The dream of a “Netflix of gaming” has long been the most exciting prospect in the industry, and now Netflix itself has finally entered the gaming space with its own games service. At this point, we’ve already seen some of the biggest companies in the world try and enter the gaming space — and universally fail. Even companies that are focused on games, such as Sony, haven’t fully cracked the nut that is a successful game streaming platform.
Netflix is the gold standard for movie and TV streaming, so from the outside it makes sense that it would know how to make a great streaming service for games as well. However, streaming a game and streaming a movie are two completely different beasts. More than that, though, making an appealing game service is not at all similar to making an appealing TV and movie service. Looking at how the platform has rolled out, plus the context of Netflix’s business as a whole, it reads like a desperate move on Netflix’s part to differentiate itself from its competition — companies that have already eaten its lunch.
Read the room
There are plenty of examples of why gaming, streaming or otherwise, is not a space companies can just slide into easily. Google Stadia and Amazon Luna had the might of two of the biggest companies in the world behind them and both services have struggled to take off. I’m sure Netflix isn’t short on cash, but throwing a war chest of money at a gaming service won’t magically make it work.

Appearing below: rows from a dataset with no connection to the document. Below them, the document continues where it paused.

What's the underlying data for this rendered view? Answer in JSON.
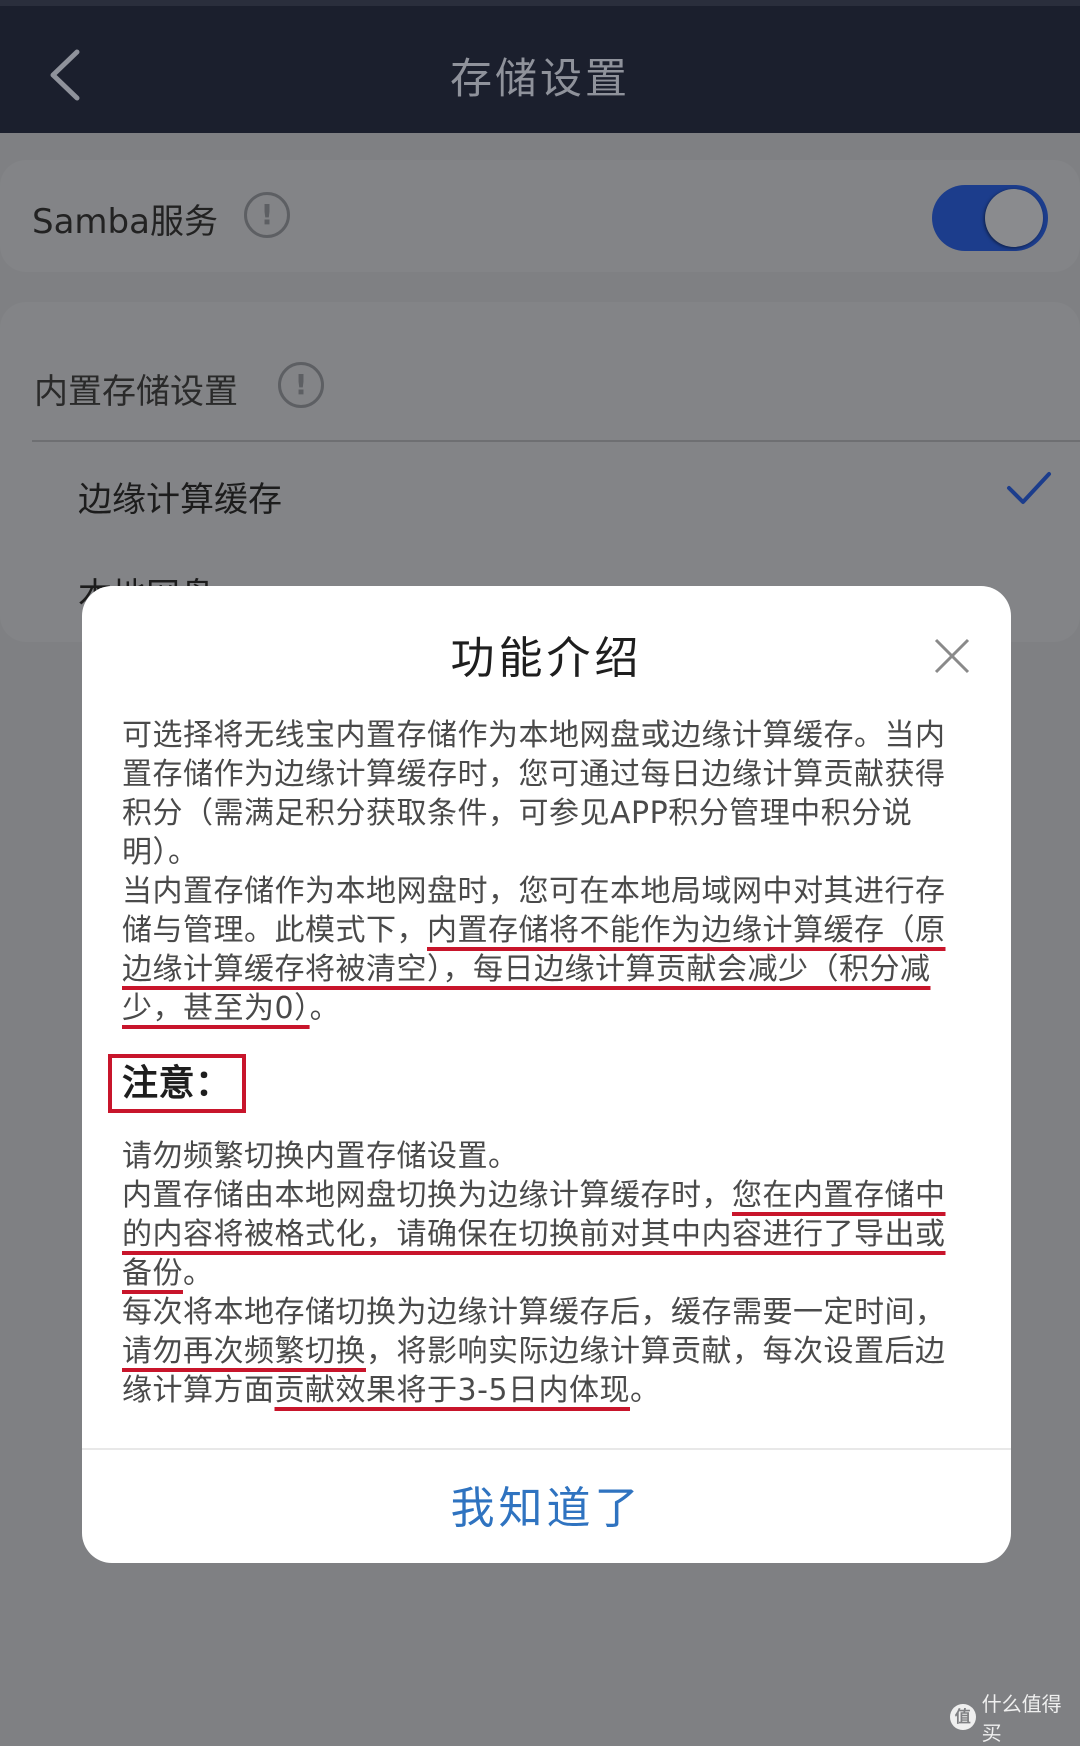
{
  "header": {
    "title": "存储设置"
  },
  "samba": {
    "label": "Samba服务",
    "enabled": true
  },
  "storage": {
    "heading": "内置存储设置",
    "options": [
      {
        "label": "边缘计算缓存",
        "selected": true
      },
      {
        "label": "本地网盘",
        "selected": false
      }
    ]
  },
  "modal": {
    "title": "功能介绍",
    "intro_1": "可选择将无线宝内置存储作为本地网盘或边缘计算缓存。当内置存储作为边缘计算缓存时，您可通过每日边缘计算贡献获得积分（需满足积分获取条件，可参见APP积分管理中积分说明）。",
    "intro_2_plain": "当内置存储作为本地网盘时，您可在本地局域网中对其进行存储与管理。此模式下，",
    "intro_2_underlined": "内置存储将不能作为边缘计算缓存（原边缘计算缓存将被清空），每日边缘计算贡献会减少（积分减少，甚至为0）",
    "intro_2_end": "。",
    "note_label": "注意：",
    "note_1": "请勿频繁切换内置存储设置。",
    "note_2_plain": "内置存储由本地网盘切换为边缘计算缓存时，",
    "note_2_underlined": "您在内置存储中的内容将被格式化，请确保在切换前对其中内容进行了导出或备份",
    "note_2_end": "。",
    "note_3_a": "每次将本地存储切换为边缘计算缓存后，缓存需要一定时间，",
    "note_3_underlined_a": "请勿再次频繁切换",
    "note_3_b": "，将影响实际边缘计算贡献，每次设置后边缘计算方面",
    "note_3_underlined_b": "贡献效果将于3-5日内体现",
    "note_3_end": "。",
    "confirm_label": "我知道了"
  },
  "watermark": {
    "logo": "值",
    "text": "什么值得买"
  },
  "colors": {
    "accent": "#2f73c0",
    "highlight": "#c8152b",
    "toggle": "#1c3d8c"
  }
}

Even if it did, Netflix has yet to show how much it’s willing to invest into gaming. The service launched with five mobile games, and Netflix has only made one power play by acquiring Oxenfree developer Night School Studios. The streaming giant is merely dipping its toe in the waters when it comes to content.
The problem is that non-gaming companies try to fit gaming — both the consumption and creation — into their own structures. Netflix may have a great pipeline for getting series and films made, but that won’t apply to making a game. Google was so poor at managing its own game studio that it shut it down before it even produced a single title.
Half measures
TV and film streaming used to be Netflix’s game, and no one else could even compete. Now, there’s tons of options out there, each with exclusive content that has helped them peel back Netflix’s death grip on an industry it built. We’ve seen reports that it’s quickly losing subscribers and the pivot to gaming seems like a way to address that. It seems like an easy power play on paper. Just throw some games on the service people already use, right? Who wouldn’t subscribe to Netflix if they got all the TV and movies, plus free games? Its idealistic, but doesn’t inherently work in practice.

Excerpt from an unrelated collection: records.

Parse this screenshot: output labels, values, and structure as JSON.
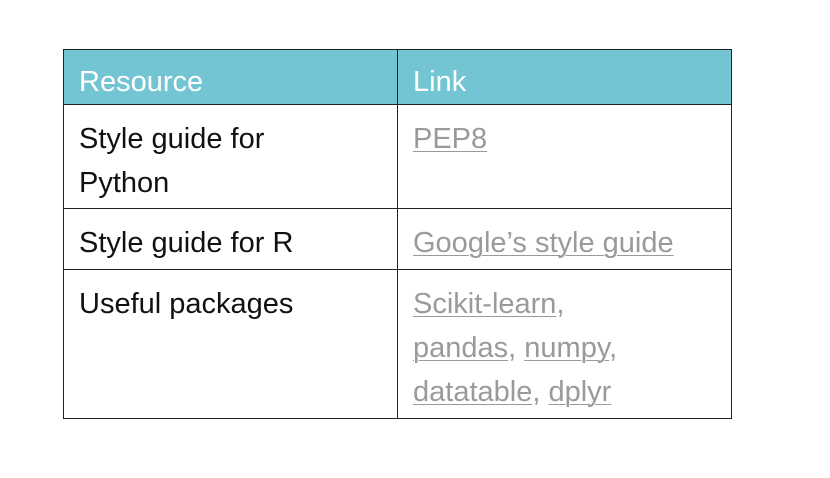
{
  "table": {
    "headers": [
      "Resource",
      "Link"
    ],
    "rows": [
      {
        "resource_line1": "Style guide for",
        "resource_line2": "Python",
        "links": [
          "PEP8"
        ]
      },
      {
        "resource": "Style guide for R",
        "links": [
          "Google’s style guide"
        ]
      },
      {
        "resource": "Useful packages",
        "links": [
          "Scikit-learn",
          "pandas",
          "numpy",
          "datatable",
          "dplyr"
        ]
      }
    ],
    "separator": ","
  },
  "colors": {
    "header_bg": "#74c5d3",
    "header_text": "#ffffff",
    "link_text": "#9a9a9a",
    "border": "#222222"
  }
}
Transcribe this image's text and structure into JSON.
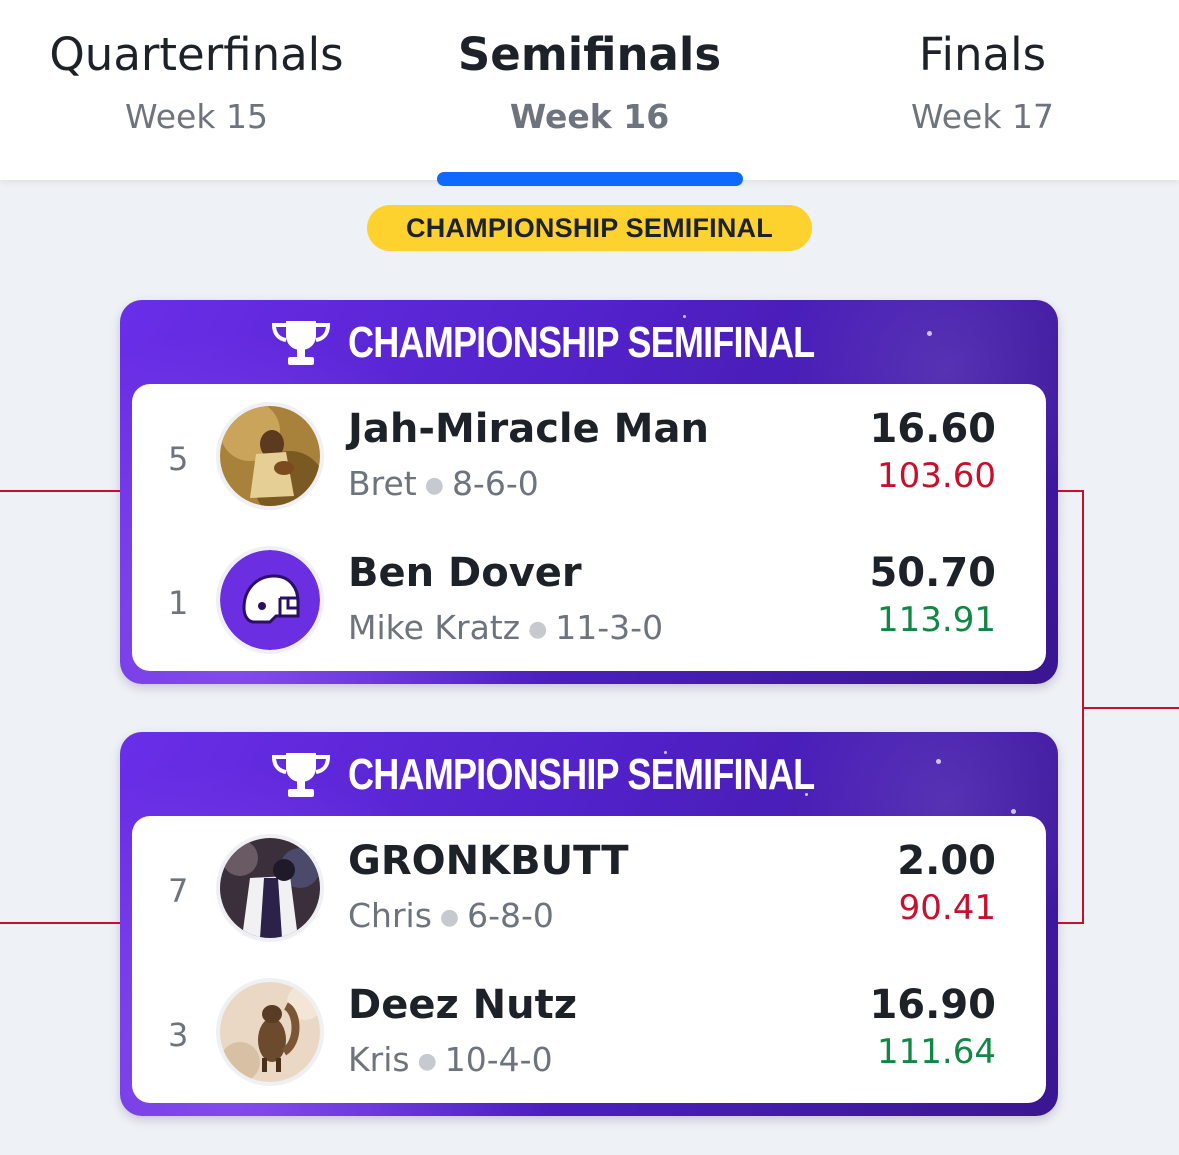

A reactive move into gaming can be destined to fail, especially if Netflix’s gaming launch is any indication of how it plans to continue this service. The five games, which is already a slim offering, are all small mobile games that have, at best, middling reviews. A service with bad games, or even just OK ones, isn’t going to appeal to many players. Unlike TV and movies, people won’t simply binge a game that’s boring.
Games aren’t passive. They aren’t something you can just throw on in the background and half pay attention to. Netflix is the king of dumping tons of content on users. Some of it is bad, some good, and once in a while there’s a gem that really takes off. Games don’t work that way. It’ll take time and work to develop and offer a quality library of games. There won’t be those hits to find otherwise.
Netflix, at least in its initial rollout, hasn’t shown that it’s terribly serious about games. It made two games based on Stranger Things, but both are small-scale, seemingly low-budget titles. It owns one studio, which has barely had time to start working on a game for the service. Nothing about the lead-up to the rollout indicates that Netflix is really dedicated to games as a core branch of its business yet — and you can’t be successful in games with half measures.
Who cares?
The final, and most important, aspect that Netflix seems to have failed to grasp is that simply having games won’t make people care. Again, we can return to Stadia and Luna as prime examples. Neither cloud gaming service has offered players the kind of “platform seller” that pushes players to adopt platforms. Exclusives are an obvious draw, but even just having strong games from third parties could work. Shooting Hoops and Card Blast aren’t exactly head-turning games. If a launch lineup isn’t remotely exciting, why should potential players buy in?
Having games on a service alone isn’t a selling point. Cereal boxes have games on them. You can play games on the back of an airplane seat. It’s hard to be in a situation where you can’t play a game these days, so long as you’re near anything with a screen. The difference is quality, not quantity. At the moment, Netflix provides no reason to draw people away from playing on console, PC, or even other mobile games. Until it scores some big, quality games, I’d rather do the maze and word search on the back of a Lucky Charms box.